Moshé Machover’s historical revisionism is not just poor history, it is malicious
Thursday, 19th October 2017

Moshé Machover
• I WAS disappointed to read that there are some people criticising the Labour Party’s expulsion of Moshé Machover for his ravings about what he called “the Zionist-Nazi connection” in a Communist Party publication (Labour expels professor at its peril, October 12).
Moshé Machover would not be in this position if he had contained his comments to criticism of the Israeli government. One might have agreed or disagreed with what he said, but debate about the policies of any government is an important part of democracy.
What he decided to do instead was to distort history and suggest some sort of common cause between the Zionists – who sought to liberate Jews from oppression in Europe by creating an independent Jewish state – with the Nazis, whose oppression culminated in the murder of six million Jews in the Holocaust.
In defence of his bizarre hypothesis, Machover takes the unusual step of taking at its word Nazi propaganda from Reinhard Heydrich, a key architect of the industrialised murder of Europe’s Jews.
In the passage quoted by Machover, Heydrich makes the self-evidently preposterous claim that, “National socialism has no intention of attacking the Jewish people in any way” and goes on to say that the Nazi efforts to enforce the “racial separateness” between Jews and their (mostly) Christian neighbours, were in fact supporting the Zionist effort towards Jewish autonomy.
This is plainly baloney. The objective of the Zionist project was the national liberation of the Jewish people in a state where they would not be subject to the capricious whims of anti-Semitic and populist governments.
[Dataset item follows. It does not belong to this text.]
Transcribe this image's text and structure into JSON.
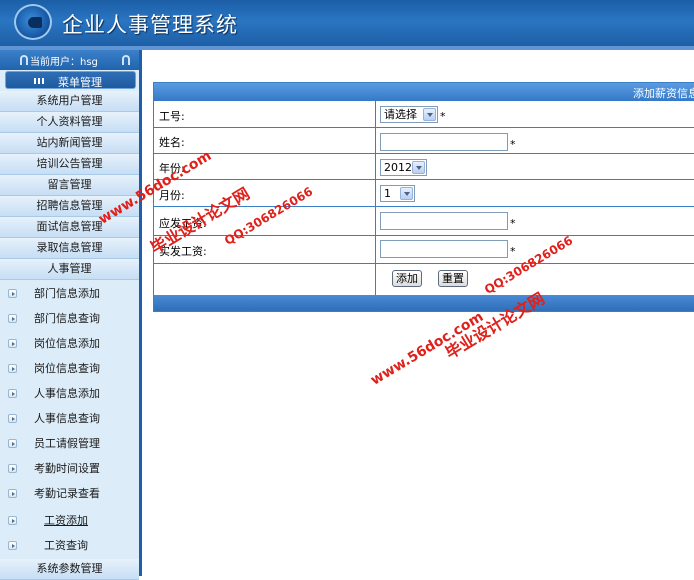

The Nazis, by contrast, sought to systematically pass laws to alienate Jews from their neighbours to permit ever-greater oppression and eventually genocide.
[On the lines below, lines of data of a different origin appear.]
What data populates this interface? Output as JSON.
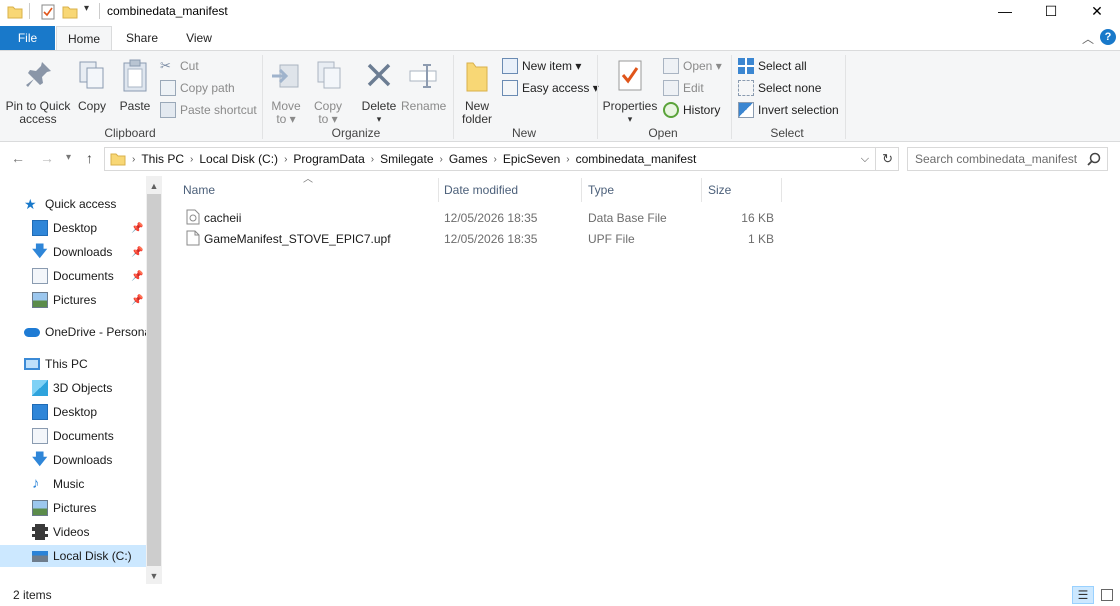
{
  "window": {
    "title": "combinedata_manifest",
    "minimize": "—",
    "maximize": "☐",
    "close": "✕"
  },
  "ribbon": {
    "tabs": {
      "file": "File",
      "home": "Home",
      "share": "Share",
      "view": "View"
    },
    "clipboard": {
      "label": "Clipboard",
      "pin_line1": "Pin to Quick",
      "pin_line2": "access",
      "copy": "Copy",
      "paste": "Paste",
      "cut": "Cut",
      "copy_path": "Copy path",
      "paste_shortcut": "Paste shortcut"
    },
    "organize": {
      "label": "Organize",
      "move_line1": "Move",
      "move_line2": "to ▾",
      "copy_line1": "Copy",
      "copy_line2": "to ▾",
      "delete_line1": "Delete",
      "delete_line2": "▾",
      "rename": "Rename"
    },
    "new": {
      "label": "New",
      "folder_line1": "New",
      "folder_line2": "folder",
      "new_item": "New item ▾",
      "easy_access": "Easy access ▾"
    },
    "open": {
      "label": "Open",
      "properties_line1": "Properties",
      "properties_line2": "▾",
      "open": "Open ▾",
      "edit": "Edit",
      "history": "History"
    },
    "select": {
      "label": "Select",
      "select_all": "Select all",
      "select_none": "Select none",
      "invert": "Invert selection"
    }
  },
  "address": {
    "crumbs": [
      "This PC",
      "Local Disk (C:)",
      "ProgramData",
      "Smilegate",
      "Games",
      "EpicSeven",
      "combinedata_manifest"
    ],
    "search_placeholder": "Search combinedata_manifest"
  },
  "navpane": {
    "quick_access": "Quick access",
    "qa_items": [
      "Desktop",
      "Downloads",
      "Documents",
      "Pictures"
    ],
    "onedrive": "OneDrive - Persona",
    "this_pc": "This PC",
    "pc_items": [
      "3D Objects",
      "Desktop",
      "Documents",
      "Downloads",
      "Music",
      "Pictures",
      "Videos",
      "Local Disk (C:)"
    ]
  },
  "filelist": {
    "columns": {
      "name": "Name",
      "date": "Date modified",
      "type": "Type",
      "size": "Size"
    },
    "rows": [
      {
        "name": "cacheii",
        "date": "12/05/2026 18:35",
        "type": "Data Base File",
        "size": "16 KB",
        "icon": "database-file-icon"
      },
      {
        "name": "GameManifest_STOVE_EPIC7.upf",
        "date": "12/05/2026 18:35",
        "type": "UPF File",
        "size": "1 KB",
        "icon": "blank-file-icon"
      }
    ]
  },
  "status": {
    "items": "2 items"
  },
  "colors": {
    "accent": "#1979ca",
    "selection": "#cce8ff",
    "folder": "#f8d775"
  }
}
Machover’s historical revisionism, like that of Ken Livingstone, is not just poor history, it is malicious. It attempts to tether Zionism to Nazism in a sinister attempt to discredit the movement that has created a place of safety for the world’s Jews, including the Nazis’ victims, who were made refugees after the Holocaust.
The idea that any Jews, including Zionists, had common cause with their Nazi murderers is clearly grotesquely offensive.
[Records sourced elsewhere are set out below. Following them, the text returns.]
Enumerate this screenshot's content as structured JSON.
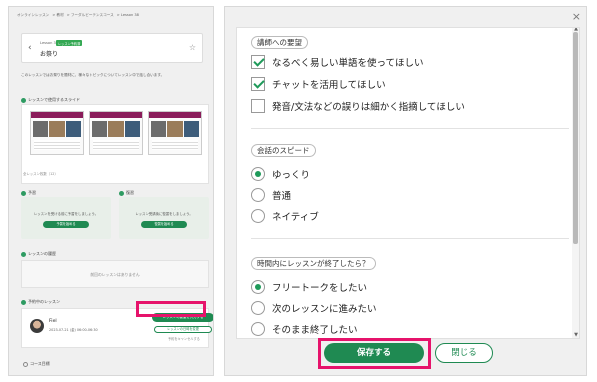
{
  "left": {
    "breadcrumbs": [
      "オンラインレッスン",
      "教材",
      "フーダルビーテンスコース",
      "Lesson 38"
    ],
    "lesson": {
      "number": "Lesson 38",
      "badge": "レッスン予約済",
      "title": "お祭り"
    },
    "intro_text": "このレッスンではお祭りを題材に、様々なトピックについてレッスン中で話し合います。",
    "slides_section_label": "レッスンで使用するスライド",
    "slides_caption": "全レッスン枚数（12）",
    "prep_card": {
      "label": "予習",
      "text": "レッスンを受ける前に予習をしましょう。",
      "button": "予習を始める"
    },
    "review_card": {
      "label": "復習",
      "text": "レッスン受講後に復習をしましょう。",
      "button": "復習を始める"
    },
    "history_label": "レッスンの履歴",
    "history_empty": "前回のレッスンはありません",
    "reservation_label": "予約中のレッスン",
    "tutor_name": "Fiel",
    "tutor_date": "2023-07-21 (金) 06:00-06:30",
    "request_button": "レッスンの要望を入力する",
    "change_button": "レッスンの日時を変更",
    "cancel_link": "予約をキャンセルする",
    "syllabus_label": "コース目標"
  },
  "right": {
    "q1": {
      "title": "講師への要望",
      "options": [
        {
          "label": "なるべく易しい単語を使ってほしい",
          "checked": true
        },
        {
          "label": "チャットを活用してほしい",
          "checked": true
        },
        {
          "label": "発音/文法などの誤りは細かく指摘してほしい",
          "checked": false
        }
      ]
    },
    "q2": {
      "title": "会話のスピード",
      "options": [
        {
          "label": "ゆっくり",
          "selected": true
        },
        {
          "label": "普通",
          "selected": false
        },
        {
          "label": "ネイティブ",
          "selected": false
        }
      ]
    },
    "q3": {
      "title": "時間内にレッスンが終了したら？",
      "options": [
        {
          "label": "フリートークをしたい",
          "selected": true
        },
        {
          "label": "次のレッスンに進みたい",
          "selected": false
        },
        {
          "label": "そのまま終了したい",
          "selected": false
        }
      ]
    },
    "save_button": "保存する",
    "close_button": "閉じる"
  },
  "colors": {
    "accent": "#1f8a52",
    "highlight": "#e6136b"
  }
}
It would be like using quotes from leading members of the Ku Klux Klan to argue that black empowerment and black consciousness initiatives in the struggle for civil rights were actually allies of white supremacists, on the tenuous basis that both were providing responses to the questions posed by racial diversity.
Jeremy Corbyn’s Labour Party is supposed to be about “Standing up, not standing by” and Labour Party has got this one right by “standing up” to someone who has offensively misused Nazi quotes in a Communist Party publication.
Those who persist in “standing by” such behaviour probably need to ask themselves if they are in the right party.